QUETTA, April 20: An increase in the official ex-mill and retail prices of flour by the provincial government has severely affected the availability of the staple food item, with retailers taking advantage of the situation to fleece the common man.

According to official sources, the government increased the ex-mill price of flour from Rs356 to Rs371 per 20kg bag and the retail price to Rs380 from Rs364 after negotiations between striking mill-owners and provincial food secretary Azam Baloch and the mill-owners called off their strike.

The Provincial Food Department would start supplying wheat to mills from Monday, the sources said. The new Chief Secretary, Nasir Mehmood Khosa, has reportedly requested the federal government to provide more wheat to the province.

But despite claims of the food department and mill-owners, flour is not available at the government’s fair-price shops and points, and shopkeepers in Quetta and other parts of the province are fleecing the consumer. A 20kg flour bag is selling at between Rs520 and Rs550 in the open market.

The bag was available at the government-run Utility Stores at subsidised rates, but only some ‘special people’ were able to buy it, said a man standing in a long queue outside a store.
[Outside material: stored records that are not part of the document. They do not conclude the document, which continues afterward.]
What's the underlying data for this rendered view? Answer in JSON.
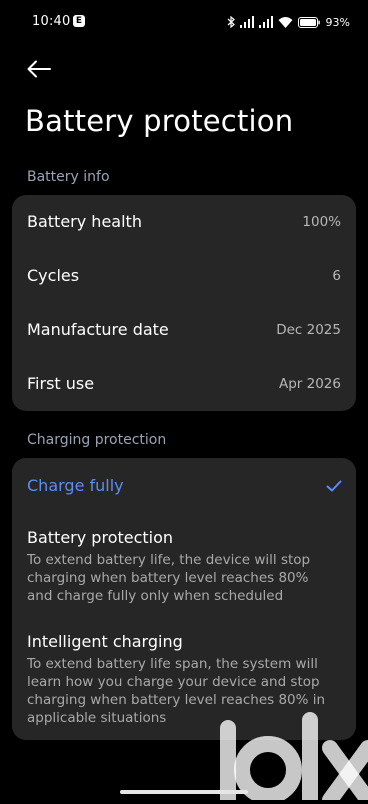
{
  "status_bar": {
    "time": "10:40",
    "notification_badge": "E",
    "battery_percent": "93%"
  },
  "page": {
    "title": "Battery protection"
  },
  "battery_info": {
    "header": "Battery info",
    "rows": [
      {
        "label": "Battery health",
        "value": "100%"
      },
      {
        "label": "Cycles",
        "value": "6"
      },
      {
        "label": "Manufacture date",
        "value": "Dec 2025"
      },
      {
        "label": "First use",
        "value": "Apr 2026"
      }
    ]
  },
  "charging_protection": {
    "header": "Charging protection",
    "options": [
      {
        "title": "Charge fully",
        "selected": true
      },
      {
        "title": "Battery protection",
        "description": "To extend battery life, the device will stop charging when battery level reaches 80% and charge fully only when scheduled"
      },
      {
        "title": "Intelligent charging",
        "description": "To extend battery life span, the system will learn how you charge your device and stop charging when battery level reaches 80% in applicable situations"
      }
    ]
  },
  "colors": {
    "accent": "#5c8cf6",
    "card": "#262626",
    "background": "#000000"
  },
  "icons": [
    "bluetooth-icon",
    "signal-icon",
    "wifi-icon",
    "battery-icon",
    "back-arrow-icon",
    "check-icon"
  ]
}
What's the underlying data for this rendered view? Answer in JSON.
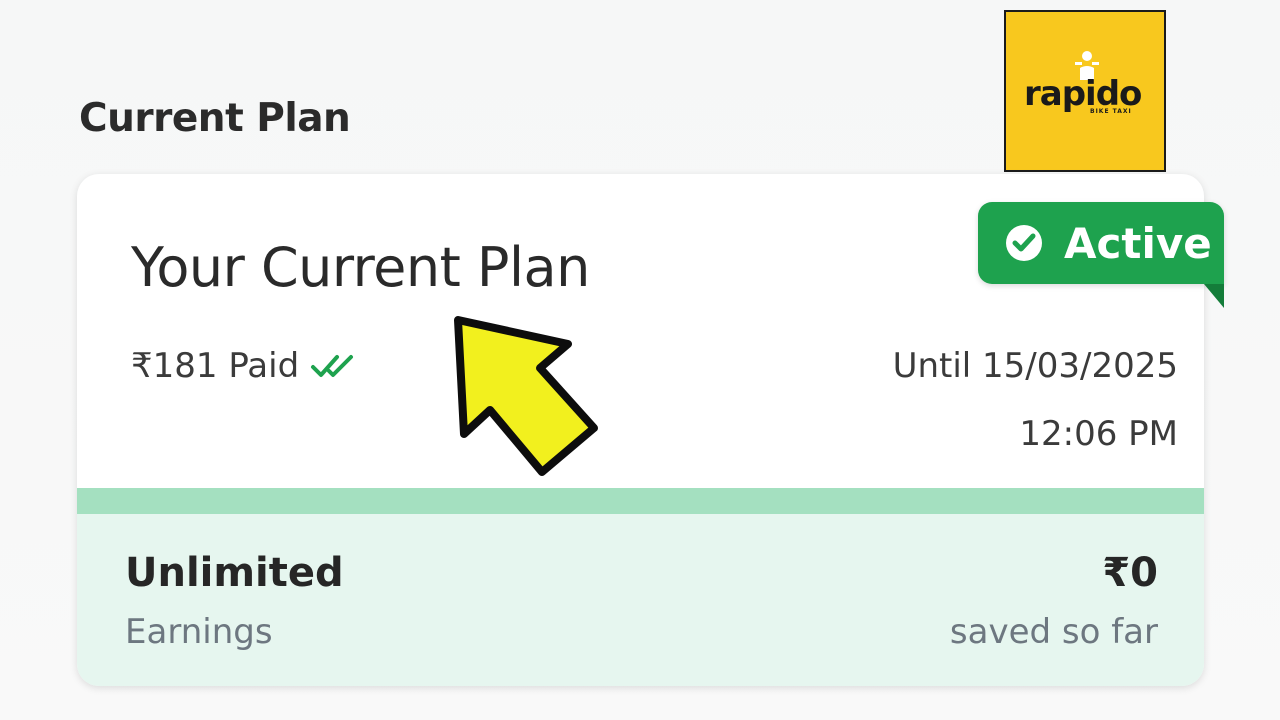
{
  "section": {
    "title": "Current Plan"
  },
  "logo": {
    "word": "rapido",
    "sub": "BIKE TAXI",
    "brand_color": "#f8c81e"
  },
  "card": {
    "title": "Your Current Plan",
    "paid_text": "₹181 Paid",
    "until_text": "Until 15/03/2025",
    "time_text": "12:06 PM",
    "badge_label": "Active",
    "badge_color": "#1ea24e",
    "unlimited_label": "Unlimited",
    "earnings_label": "Earnings",
    "amount": "₹0",
    "saved_label": "saved so far"
  },
  "icons": {
    "badge": "check-circle-icon",
    "paid": "double-check-icon",
    "pointer": "pointer-arrow-icon",
    "logo": "rider-icon"
  }
}
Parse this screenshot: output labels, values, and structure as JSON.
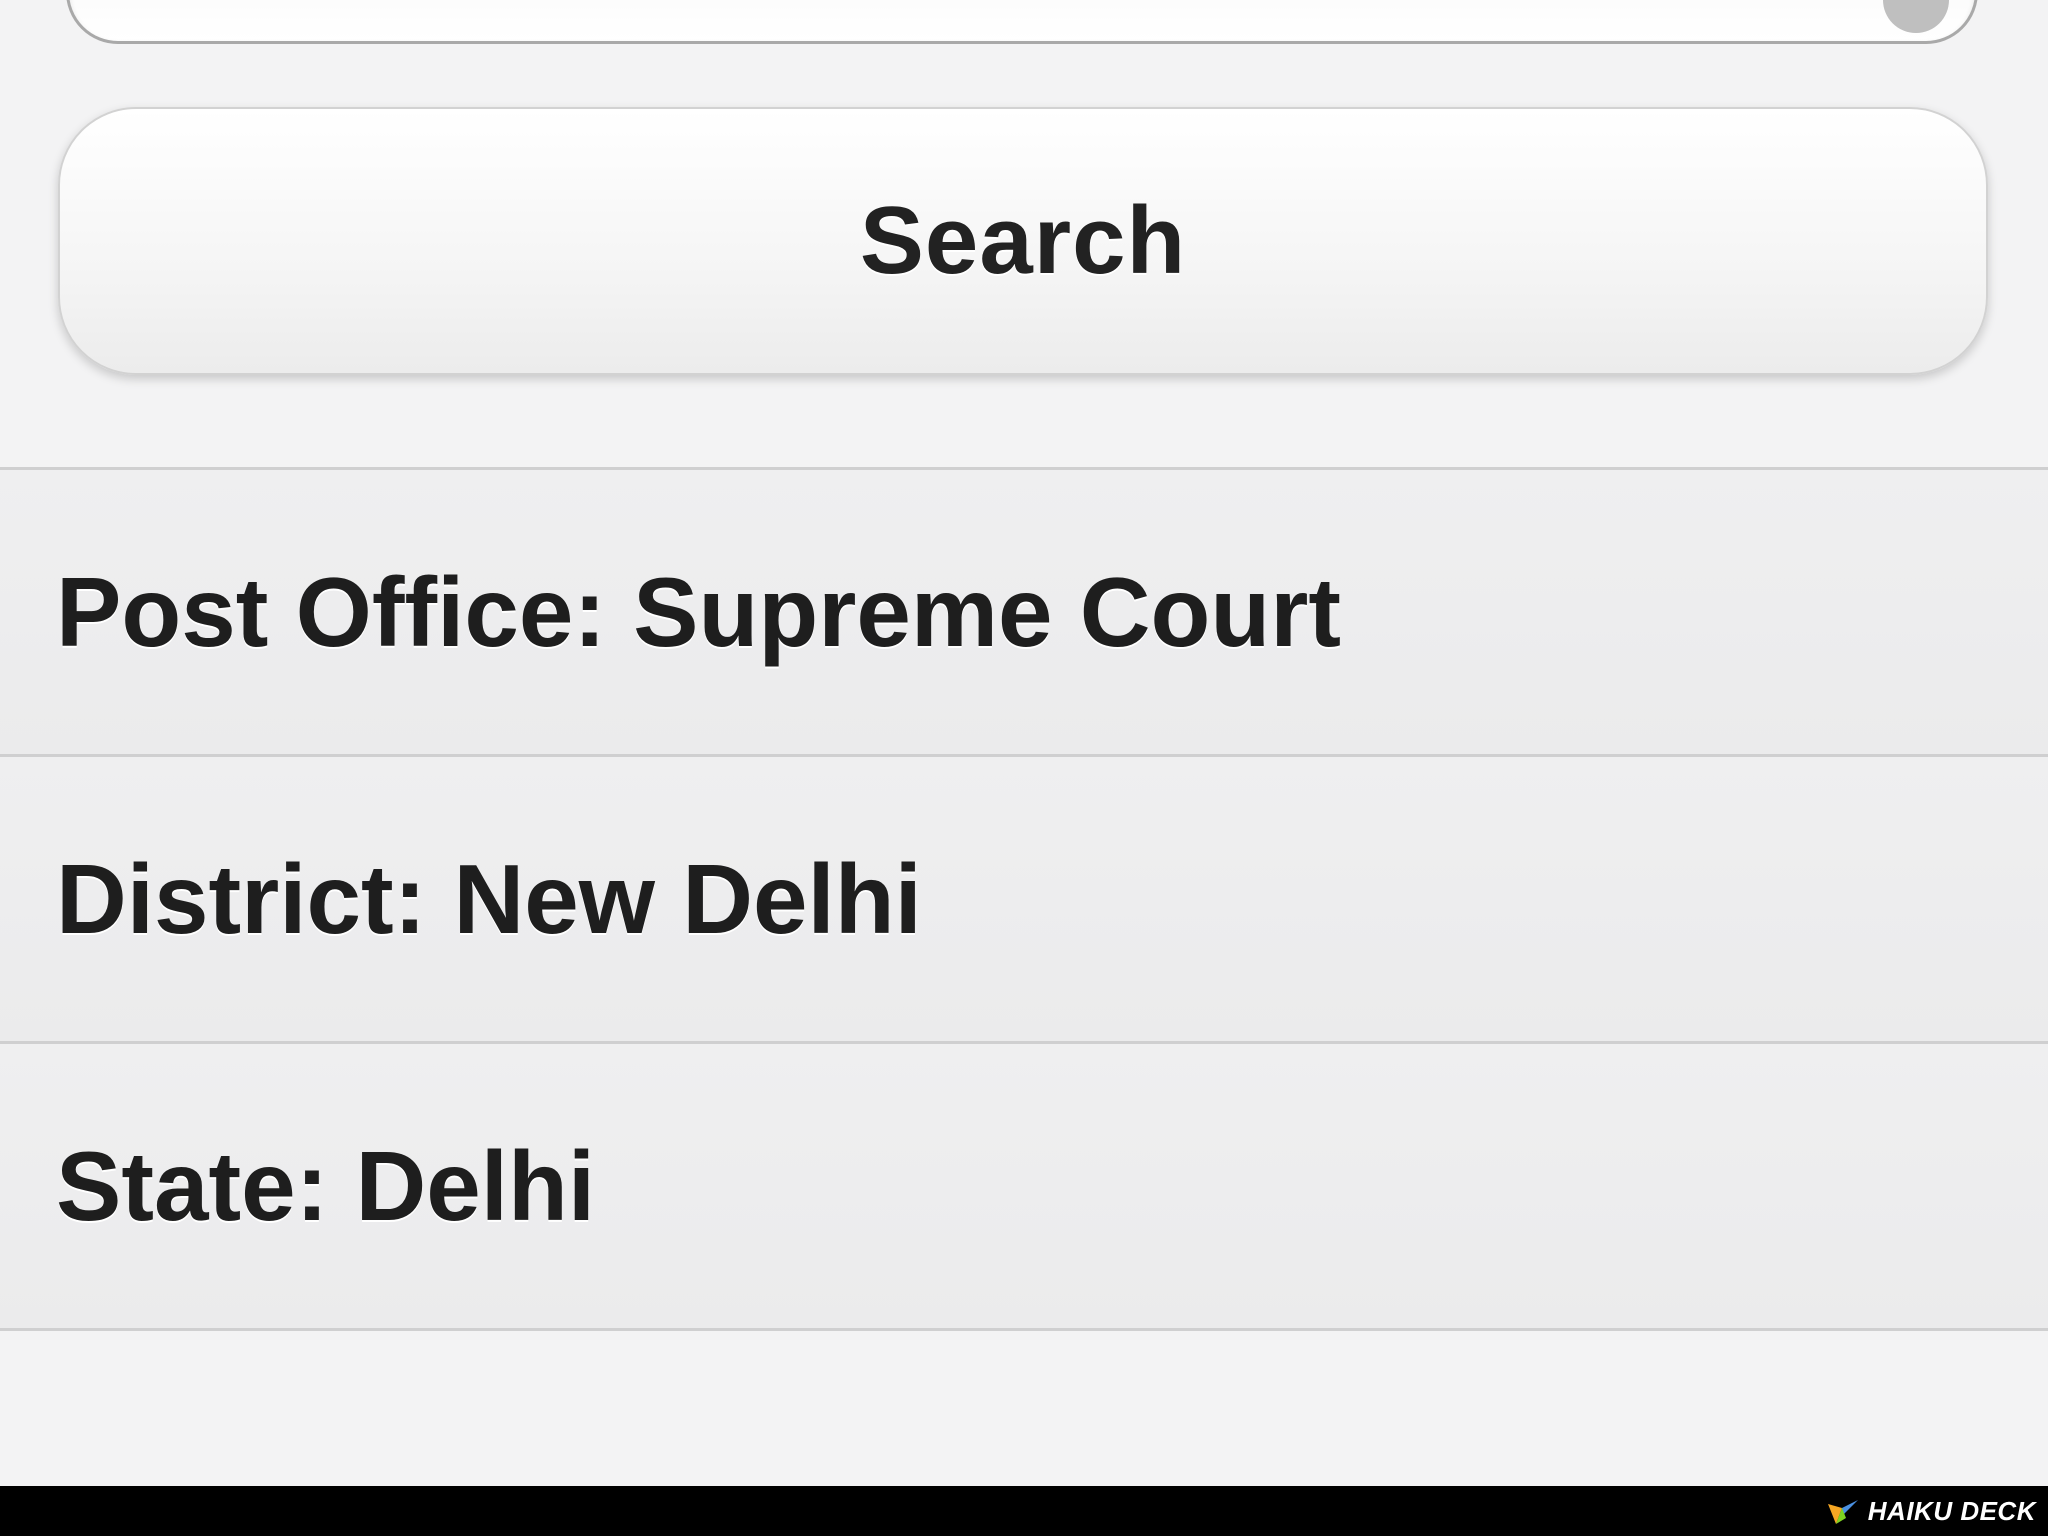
{
  "search": {
    "value": "",
    "button_label": "Search"
  },
  "results": [
    {
      "text": "Post Office: Supreme Court"
    },
    {
      "text": "District: New Delhi"
    },
    {
      "text": "State: Delhi"
    }
  ],
  "footer": {
    "watermark": "HAIKU DECK"
  },
  "colors": {
    "page_background": "#f3f3f4",
    "list_background": "#ededee",
    "divider": "#cfcfd0",
    "text": "#1e1e1e",
    "footer_bar": "#000000"
  },
  "icons": {
    "clear": "clear-icon",
    "logo": "haiku-deck-logo-icon"
  }
}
People have to rise early in the morning to queue up at the Utility Stores in the hope of getting a bag but most of them have complained that the stores are forcing them to buy other items along with a bag of flour.

“To get a floor bag one must purchase Rs200 worth of other items,” Gul Mohammad, who was standing in a long queue, told this correspondent.

Utility Stores officials say the quota of flour they get is not sufficient to meet the local demand. “Everybody comes to the Store because of the price difference but we are unable to meet the needs of the people. The supply falls well short of the huge demand,” said zonal manager of Utility Stores Maj (retd) Syed Mazhar Ali Bukhari.

The situation in remote areas of the province is worse and a 100kg flour bag is selling for Rs3,000 in some towns.

Official sources said the government had asked the Frontier Corps and other law-enforcement agencies to take action to stop the smuggling of flour and wheat to Afghanistan.